The life of an expat is not for everyone. Almost daily I see someone who would really be much better off if they went back to wherever they came from. They cannot accept that things may be done differently in Mexico or wherever they may be trying to fit in. Rather than adapting, or even cherishing the unique qualities of their new home, they insist that the way it's done back in ______________ (fill in the blank) is so much better, so everyone should change without delay. For those of us who are willing to just go with the flow of the life around us and make an effort to understand the differences, our new home becomes paradise.
Many people have asked me why I decided to retire in the Ajijic-Chapala area when I had the whole country - really, the whole world - to choose from. The answer is pretty simple. First, I grew up in the Los Angeles area, surrounded by Mexicans (or Mexican-Americans) and their culture. Half of the students in my first elementary school were of Mexican descent. Many of their families owned or worked in Mexican restaurants, and we loved to eat there. Olvera Street, in downtown LA, was my favorite place to go. Second, there are many Americans and Canadians living here, so the Lake Chapala Society in Ajijic has a good library of English books.
I'm willing to give up some things and adapt to others, but I could never be happy without books. Back in the states, I was a regular customer at my local library. In Portland, I drove from library to library to see if I could find something interesting at one that hadn't been at the last one. I haunted the New Books shelves of all of them. So that library is what made me choose this area. I joined the organization and used that library at least weekly. That was before Kindle and Nook, audiobooks on my MP3 player, and internet access to a library up north.
And the internet! How did anyone move away from home before we had the internet? I've got access to the entire world! Really! I can't imagine any information that I might want but can't find on the internet. The internet keeps me connected with my family and friends back home between trips to visit. I can use Skype to call them all for free or almost free. I didn't make it to my 40th high school reunion, but I still got to see all the photos and try to figure out who everyone is. And I've become reacquainted with some of them via Facebook.
I do make up to the US at least once a year, and I have an ongoing Want List for shopping when I do.
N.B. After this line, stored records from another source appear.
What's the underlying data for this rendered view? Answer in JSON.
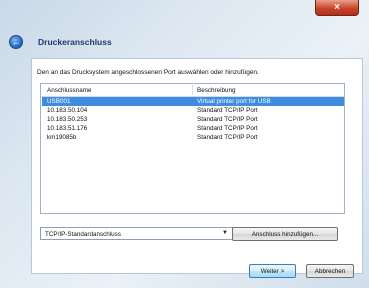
{
  "window": {
    "close_glyph": "×"
  },
  "header": {
    "back_glyph": "←",
    "title": "Druckeranschluss"
  },
  "main": {
    "instruction": "Den an das Drucksystem angeschlossenen Port auswählen oder hinzufügen.",
    "port_list": {
      "columns": [
        "Anschlussname",
        "Beschreibung"
      ],
      "rows": [
        {
          "name": "USB001",
          "description": "Virtual printer port for USB",
          "selected": true
        },
        {
          "name": "10.183.50.104",
          "description": "Standard TCP/IP Port",
          "selected": false
        },
        {
          "name": "10.183.50.253",
          "description": "Standard TCP/IP Port",
          "selected": false
        },
        {
          "name": "10.183.51.176",
          "description": "Standard TCP/IP Port",
          "selected": false
        },
        {
          "name": "km19085b",
          "description": "Standard TCP/IP Port",
          "selected": false
        }
      ]
    },
    "port_type": {
      "value": "TCP/IP-Standardanschluss",
      "arrow": "▼"
    },
    "add_port_label": "Anschluss hinzufügen..."
  },
  "footer": {
    "next_label": "Weiter >",
    "cancel_label": "Abbrechen"
  },
  "colors": {
    "selection": "#3f8be0",
    "title": "#1e3a6e",
    "close": "#c8452b"
  }
}
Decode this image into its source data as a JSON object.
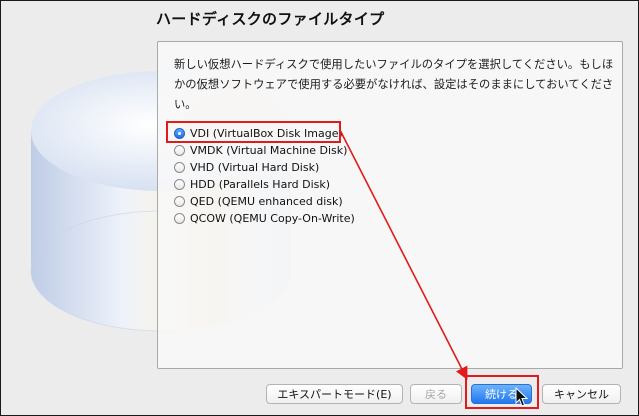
{
  "dialog": {
    "title": "ハードディスクのファイルタイプ",
    "description": "新しい仮想ハードディスクで使用したいファイルのタイプを選択してください。もしほかの仮想ソフトウェアで使用する必要がなければ、設定はそのままにしておいてください。"
  },
  "file_types": [
    {
      "label": "VDI (VirtualBox Disk Image)",
      "selected": true
    },
    {
      "label": "VMDK (Virtual Machine Disk)",
      "selected": false
    },
    {
      "label": "VHD (Virtual Hard Disk)",
      "selected": false
    },
    {
      "label": "HDD (Parallels Hard Disk)",
      "selected": false
    },
    {
      "label": "QED (QEMU enhanced disk)",
      "selected": false
    },
    {
      "label": "QCOW (QEMU Copy-On-Write)",
      "selected": false
    }
  ],
  "buttons": {
    "expert": "エキスパートモード(E)",
    "back": "戻る",
    "continue": "続ける",
    "cancel": "キャンセル"
  },
  "colors": {
    "annotation_red": "#e11b1b",
    "primary_blue": "#1f78ee"
  },
  "icons": {
    "illustration": "hard-disk-cylinder-illustration",
    "cursor": "mouse-pointer-icon"
  }
}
This list includes lots of little things that I either can't get down here or that cost too much with the import duties. Every time someone comes to visit us and they want to know if there is anything they can bring, I've always got my list ready. I order what I need and have it shipped to the friend's house. I think I have about 10 different shipping addresses with Amazon.com.
I feel like I have adapted well. I learn more about the Mexican culture every day. I speak better Spanish than most of my fellow expats. Sure, there are things that I don't like about Mexico, but there are also a lot of things that I don't like about the US. I cannot even imagine living back in the states. Mexico is my home.